Courtesy of The Georgian

Clark Gable and Carole Lombard

The Georgian
Santa Monica, California 

One of the most glamorous couples of Hollywood’s Golden Age could often be found at this splendid art deco property, an eight-story gem constructed in 1933 across the street from the Pacific Ocean. Clark Gable, still regarded as one the filmdom’s greatest leading men, and Carole Lombard, the glittering star of a number of the era’s iconic films, pursued a not-so-secret affair in the mid ’30s—he still being married to his second wife—before they finally wed in 1939, three years before Lombard’s untimely death. Before and after they tied the knot, the couple would often repair to this beachside property, which continues to charm guests with its Old Hollywood style. Vintage-tinged, comfortable guest rooms overlooking the sparkling ocean offer perfect sunset views. Downstairs, the Veranda is an ideal spot for cocktail-enhanced people watching on Ocean Avenue. 

Courtesy of Casa Kimberly

Elizabeth Taylor and Richard Burton

Casa Kimberly
Puerto Vallarta, Mexico 

Another star-crossed couple, the famously feuding pair spent early blissful days at this Mexican hideaway when Richard Burton was filming The Night of the Iguana in 1964 and Elizabeth Taylor slipped down from California to be with her paramour.

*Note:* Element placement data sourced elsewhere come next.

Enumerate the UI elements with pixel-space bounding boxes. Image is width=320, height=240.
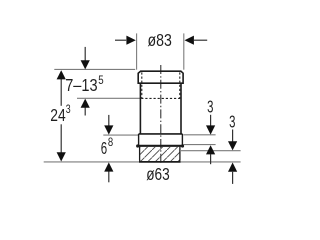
- svg-text:5: 5: [98, 74, 103, 87]
- svg-text:6: 6: [101, 138, 107, 158]
- svg-text:24: 24: [50, 105, 65, 125]
- svg-text:ø83: ø83: [148, 30, 172, 50]
- svg-text:ø63: ø63: [146, 164, 170, 184]
- svg-text:3: 3: [229, 111, 235, 131]
- svg-text:8: 8: [108, 136, 113, 149]
- svg-text:7–13: 7–13: [65, 75, 97, 95]
- svg-text:3: 3: [66, 103, 71, 116]
- svg-text:3: 3: [207, 96, 213, 116]
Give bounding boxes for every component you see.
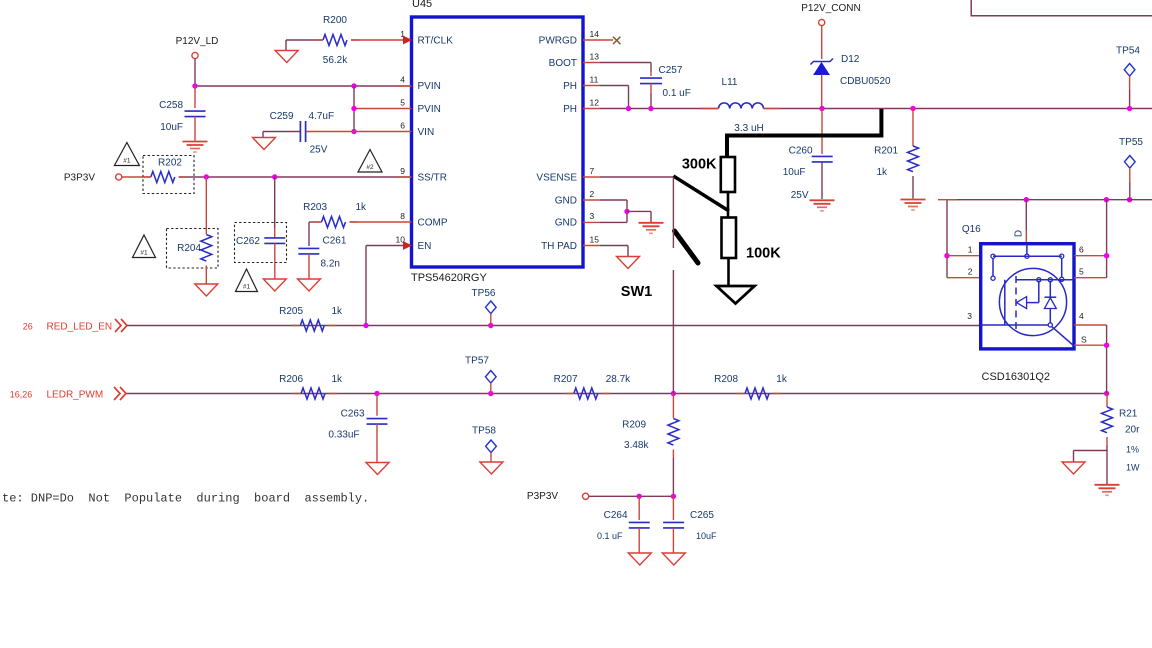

As both were still wed to others, discretion was the rule, with Taylor occupying a casita directly across from Burton’s; he built a bridge connecting the two buildings and, eventually, bought the house for her. Today, a boutique hotel occupies both properties, and guests can still pass over the bridge and float in the original lozenge-shaped pool. Nine opulent suites—with names referencing the couple’s films, such as Sandpiper, Cleopatra and The V.I.P.S—incorporate details such as 19th-century furniture, Swarovski chandeliers and terraces overlooking Banderas Bay and the Sierra Madre mountains. For a true Hollywood moment, book the signature Elizabeth Taylor suite and spend time lounging in the star’s heart-shaped pink-marble bath. 

Courtesy of Inn at Mystic

Humphrey Bogart and Lauren Bacall

Inn at Mystic
Mystic, Connecticut

After meeting on the set of To Have and Have Not in 1944, Humphrey Bogart, who by then had perfected his hard-boiled persona in a number of film classics, and Lauren Bacall, a newcomer fresh to Hollywood, transformed their on-screen chemistry into a romance that would become one of history’s most iconic. They would have to wait a year until Bogart’s divorce came through, but in May 1945, the stylish pair—both native New Yorkers who enjoyed life away from California—married at a friend’s bucolic Ohio farm before honeymooning in the idyllic Connecticut seaport of Mystic. There, yet another friend, a high-living financier named Frederick Mosel, owned the 1904 Haley Mansion, a Colonial Revival house built by the widow of the founder of New York’s Fulton Fish Market; the newlyweds stayed in the adjacent gatehouse. Today, the mansion and gatehouse are part of the 15-acre Inn at Mystic, perched on a hill overlooking Fishers Island Sound, about 50 miles southwest of Providence. Vintage charm abounds at the Rocks 21 restaurant, which offers New England specialties such as clam chowder, lobster rolls and baked cod with Ritz cracker crumbs. The old house itself, with its 18th-century pine paneling and hand-carved fireplaces, is still a popular wedding choice: To paraphrase the ’80s song, you can have it all, just like Bogie and Bacall.